Rocco figured the kids saw all the gray hair and made them as Homicides; otherwise they might have taken off like track stars. The light turned green but Rocco stayed put, vaguely insulted, trying to draw one of the kids into eye contact.

“Hey you.” Rocco picked out the tallest of the three, a kid sporting red acid-washed dungarees, L.A. Gear sneakers with the price tag still attached and a Chicago Bulls cap jerked sideways. “C’mere for a minute.”

The kid groaned to his feet—definitely holding, Rocco decided—and limped to the car.

“Let me ask you something.” Rocco squinted up. “Where do you get those hats with the bills over the
ear
like that? Alls I can find are the ones with the bills in front. I looked all over…”

The kid shrugged, scowled down the street. “All you got to do is turn them around sideways.” The answer was so straightforward that Rocco couldn’t tell if the kid was stupid or just throwing it right back at him.

“Yeah? Let me ask you. We’re looking for a guy, he wears two hats, one on top of each other, like this.” Rocco mimed holding a cap bill over each ear. “You know anybody who does that? It’s real important.”

“I knew a guy with two
heads
once.” The kid fought down a smile, still looking off.

“Oh yeah?”

“He was in my homeroom.”

“Did he graduate?”

“Yeah, but he only wore one hat.”

The kid looked Rocco in the eye, Rocco reading it clear: Fuck you too. Despite the challenge. Rocco let it slide, rolling off with a little wave.

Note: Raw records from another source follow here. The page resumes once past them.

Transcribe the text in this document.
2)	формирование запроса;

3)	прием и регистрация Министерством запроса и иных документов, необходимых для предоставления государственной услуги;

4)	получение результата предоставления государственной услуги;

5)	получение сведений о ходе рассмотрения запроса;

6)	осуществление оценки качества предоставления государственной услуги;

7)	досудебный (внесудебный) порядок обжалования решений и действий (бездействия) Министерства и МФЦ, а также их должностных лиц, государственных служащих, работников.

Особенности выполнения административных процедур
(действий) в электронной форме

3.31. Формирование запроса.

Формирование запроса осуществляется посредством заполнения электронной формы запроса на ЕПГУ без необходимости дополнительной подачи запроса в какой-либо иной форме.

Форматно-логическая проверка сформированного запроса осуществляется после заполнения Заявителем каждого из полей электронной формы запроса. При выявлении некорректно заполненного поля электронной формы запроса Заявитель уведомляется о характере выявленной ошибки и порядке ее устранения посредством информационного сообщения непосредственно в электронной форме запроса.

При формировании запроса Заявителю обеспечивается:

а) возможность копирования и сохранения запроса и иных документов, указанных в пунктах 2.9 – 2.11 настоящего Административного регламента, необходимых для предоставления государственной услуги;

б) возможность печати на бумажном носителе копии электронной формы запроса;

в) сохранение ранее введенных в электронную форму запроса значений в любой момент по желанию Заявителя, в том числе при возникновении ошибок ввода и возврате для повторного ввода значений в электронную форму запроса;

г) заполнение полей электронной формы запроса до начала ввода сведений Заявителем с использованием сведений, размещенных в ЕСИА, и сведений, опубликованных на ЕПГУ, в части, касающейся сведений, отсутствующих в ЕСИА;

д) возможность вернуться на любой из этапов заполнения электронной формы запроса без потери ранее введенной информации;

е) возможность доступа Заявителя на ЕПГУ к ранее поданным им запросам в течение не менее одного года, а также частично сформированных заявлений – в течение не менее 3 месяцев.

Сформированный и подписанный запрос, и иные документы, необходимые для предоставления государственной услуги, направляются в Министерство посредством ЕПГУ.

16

The kid’s play was pretty subtle considering he was living in a city that had always valued lungs and legs over brains, and Rocco was never one for coming down on a good mind out here just because a kid refused to kiss his ass. Besides, he was tiring of the streets and no longer had much stomach for the million little attitude contests every tour, to say nothing of the occasional roll-around or footrace.

In the beginning, the Job had seemed more of a privilege than anything else—getting paid to walk through walls and witness the wildest and most riveting details of human struggle—but after a few years you could drown in it, and what had once made you step back in awe could begin to slide past your eyes, as unseen as the air you breathed.

You had to be like Mazilli to keep it up out here after a certain number of years. Mazilli was so deep into the streets that he regularly hired his own informants and their girlfriends to do the shit work around his house and his war-zone liquor store, even babysit his kids. He paid them five dollars an hour too.

Mazilli and Rocco were an odd-looking team. Rocco was heavyset and ruddy, his usual expression one of sly expectation, as if listening to a long-winded but funny joke, and Mazilli was dead white and painfully thin, all blaze and bones with a teenager’s waistline, a forward-thrusting blond-turning-gray duck’s ass haircut and a humorless, thin-lipped pucker of a mouth. And while Rocco usually got by on the street with a laid-back talk-show affability, Mazilli counted on his naturally choleric aura to survive, although in the eight years they had been partners, Rocco had never seen Mazilli ever truly lose control.